Основных уроков Самарина создатели «Истории литературы США» не забыли, их труд – компендиум (любимое слово Р. М.), компактное вместилище обширнейших упорядоченных сведений. «Поразительно, как они всё это охватили!» – возглас американского литературоведа солидной академической выучки, который увидел переведенные на английский аннотации двух полутомов. Изумление понятно: подобных трудов в Америке уже не пишут – результат долголетнего, охватившего несколько поколений, воздействия так называемой «Новой критики». Авторы труда сами прошли «новокритический» искус, но не поддались ему чересчур. Глава о литературоведении включена во второй полутом шестого тома, есть там и о «Новой критике». Вместе с тем сказано: «Мы не будем говорить о “новой критике” как таковой, сколько постараемся указать на ее истоки» [История литературы США: т. VI, кн. 2, 777]. Иными словами, влияние «Новой критики», пришедшееся на 1940–1970 гг., не рассматривается. Между тем читать и перечитывать по канонам «Новой критики» «труднодоступное» стали именно в те годы и продолжали читать до полного истощения «критического» влияния, наступившего с концом «века критики». А теперь о тогдашем засилии теоретической критики говорится прямо: «Химера».

Читая главу за главой шестого тома, я вспоминал разговор с Алексеем Зверевым, моим литературным противником. Зверев назвал важнейшую, с его точки зрения, особенность современного литературного процесса в США: выживание значительной литературы в обществе потребления. Весомость той оценки сделалась понятна теперь, когда и у нас утвердилась рыночная экономика, а литература как общественная сила исчезла. Нам это, исходя из их опыта, пророчили американские участники двусторонних симпозиумов, но как-то не верилось, мы думали, главное – упразднить «Министерство правдопроизводства», Главлит, и не подозревали, что упразднение цензуры повлечет за собой упразднение литературы.

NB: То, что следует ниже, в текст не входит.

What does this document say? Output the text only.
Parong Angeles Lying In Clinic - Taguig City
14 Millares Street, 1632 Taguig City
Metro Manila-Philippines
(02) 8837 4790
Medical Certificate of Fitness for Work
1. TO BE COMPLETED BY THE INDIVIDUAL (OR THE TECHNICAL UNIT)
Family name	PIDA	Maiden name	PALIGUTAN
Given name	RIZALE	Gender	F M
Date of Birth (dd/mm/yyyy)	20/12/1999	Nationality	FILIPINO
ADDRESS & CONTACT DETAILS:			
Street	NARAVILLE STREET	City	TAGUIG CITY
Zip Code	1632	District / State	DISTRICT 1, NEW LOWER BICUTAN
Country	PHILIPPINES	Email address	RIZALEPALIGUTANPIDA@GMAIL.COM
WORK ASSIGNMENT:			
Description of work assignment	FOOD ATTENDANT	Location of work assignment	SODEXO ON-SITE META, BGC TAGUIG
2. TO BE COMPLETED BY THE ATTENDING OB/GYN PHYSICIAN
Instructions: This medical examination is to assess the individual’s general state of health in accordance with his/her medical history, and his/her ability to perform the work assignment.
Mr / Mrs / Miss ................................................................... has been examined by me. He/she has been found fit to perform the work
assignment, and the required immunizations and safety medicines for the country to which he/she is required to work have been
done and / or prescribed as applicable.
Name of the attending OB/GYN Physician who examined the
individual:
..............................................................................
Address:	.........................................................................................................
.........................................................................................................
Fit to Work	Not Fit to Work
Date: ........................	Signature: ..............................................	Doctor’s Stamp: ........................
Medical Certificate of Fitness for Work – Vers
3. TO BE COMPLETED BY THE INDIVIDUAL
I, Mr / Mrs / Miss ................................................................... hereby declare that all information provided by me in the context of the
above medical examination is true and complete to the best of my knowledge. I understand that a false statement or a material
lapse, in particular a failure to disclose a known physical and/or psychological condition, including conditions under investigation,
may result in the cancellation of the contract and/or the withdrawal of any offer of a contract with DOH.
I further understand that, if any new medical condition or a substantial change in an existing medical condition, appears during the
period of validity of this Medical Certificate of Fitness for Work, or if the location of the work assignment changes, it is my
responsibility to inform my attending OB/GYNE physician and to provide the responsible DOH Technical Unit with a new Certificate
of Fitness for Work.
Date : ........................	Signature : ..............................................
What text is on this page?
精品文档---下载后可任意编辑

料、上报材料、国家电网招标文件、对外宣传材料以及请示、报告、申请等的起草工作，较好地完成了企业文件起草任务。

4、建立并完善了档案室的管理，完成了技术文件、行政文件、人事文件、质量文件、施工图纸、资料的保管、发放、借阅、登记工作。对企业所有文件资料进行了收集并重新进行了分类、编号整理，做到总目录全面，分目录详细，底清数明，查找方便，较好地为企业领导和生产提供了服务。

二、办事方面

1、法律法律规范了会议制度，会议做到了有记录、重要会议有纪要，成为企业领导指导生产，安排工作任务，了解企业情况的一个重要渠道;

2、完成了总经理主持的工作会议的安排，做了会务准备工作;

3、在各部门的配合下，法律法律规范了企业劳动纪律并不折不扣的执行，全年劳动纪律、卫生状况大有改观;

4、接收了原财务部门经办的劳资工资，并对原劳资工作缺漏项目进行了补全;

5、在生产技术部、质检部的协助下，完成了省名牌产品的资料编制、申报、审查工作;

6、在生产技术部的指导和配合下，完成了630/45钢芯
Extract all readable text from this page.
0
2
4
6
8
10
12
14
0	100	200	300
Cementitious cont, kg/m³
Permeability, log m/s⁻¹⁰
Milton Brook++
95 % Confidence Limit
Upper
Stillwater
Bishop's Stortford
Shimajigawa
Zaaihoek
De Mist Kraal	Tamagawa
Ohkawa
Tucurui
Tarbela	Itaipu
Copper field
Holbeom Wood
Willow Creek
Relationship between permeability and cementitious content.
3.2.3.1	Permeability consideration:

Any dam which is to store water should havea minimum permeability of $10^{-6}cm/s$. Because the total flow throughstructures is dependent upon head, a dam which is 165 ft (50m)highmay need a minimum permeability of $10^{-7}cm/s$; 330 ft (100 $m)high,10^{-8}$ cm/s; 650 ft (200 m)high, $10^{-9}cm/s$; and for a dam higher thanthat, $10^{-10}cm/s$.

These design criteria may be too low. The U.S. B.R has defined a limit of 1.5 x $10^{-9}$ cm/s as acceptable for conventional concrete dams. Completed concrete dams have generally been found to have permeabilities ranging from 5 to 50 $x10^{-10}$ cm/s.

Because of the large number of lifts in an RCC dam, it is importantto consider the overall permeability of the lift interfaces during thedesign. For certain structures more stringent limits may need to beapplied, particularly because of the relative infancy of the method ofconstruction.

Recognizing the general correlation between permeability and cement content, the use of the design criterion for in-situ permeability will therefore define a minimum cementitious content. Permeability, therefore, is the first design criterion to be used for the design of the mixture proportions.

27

В шестом томе рассматривается, как американская литература создавала многомерную картину происходившего в стране и подрывала идеологию, то есть самооценку, лишенную самокритики. Авторы труда избегают пользоваться словом «разоблачение», тщательно разбирая тексты, они стараются показать, как художественное изображение проверяет самообольщение на прочность и обнаруживает «неразрешенность, а может быть, неразрешимость “американской мечты”»[История литературы США: т. VI, кн.1, 526–529] Как известно, в Америке материальный успех оказался отождествлен с представлением о счастье, тут, читая шестой том, я опять вспоминал Алексея Зверева, одну из его последних статей. Насколько я знаю, он лишь на короткое время бывал за океаном, однако успел взглядом специалиста, осознанно и воочию, убедиться в том, насколько в Америке силен так сказать «противник» серьезной литературы, а для подъема литературы, как видно, необходимо сильное сопротивление.

Достижение материального успеха в американских масштабах – это героическое свершение, это размах, равномерно преобразивший континент от берега до берега, превративший даже глушь и пустыню в благоустроенные национальные парки. Но и оборотная сторона достижений, цена успеха громадны, так что материала для литературы предостаточно. Литературный союзник Зверева, Николай Анастасьев, об этом написал…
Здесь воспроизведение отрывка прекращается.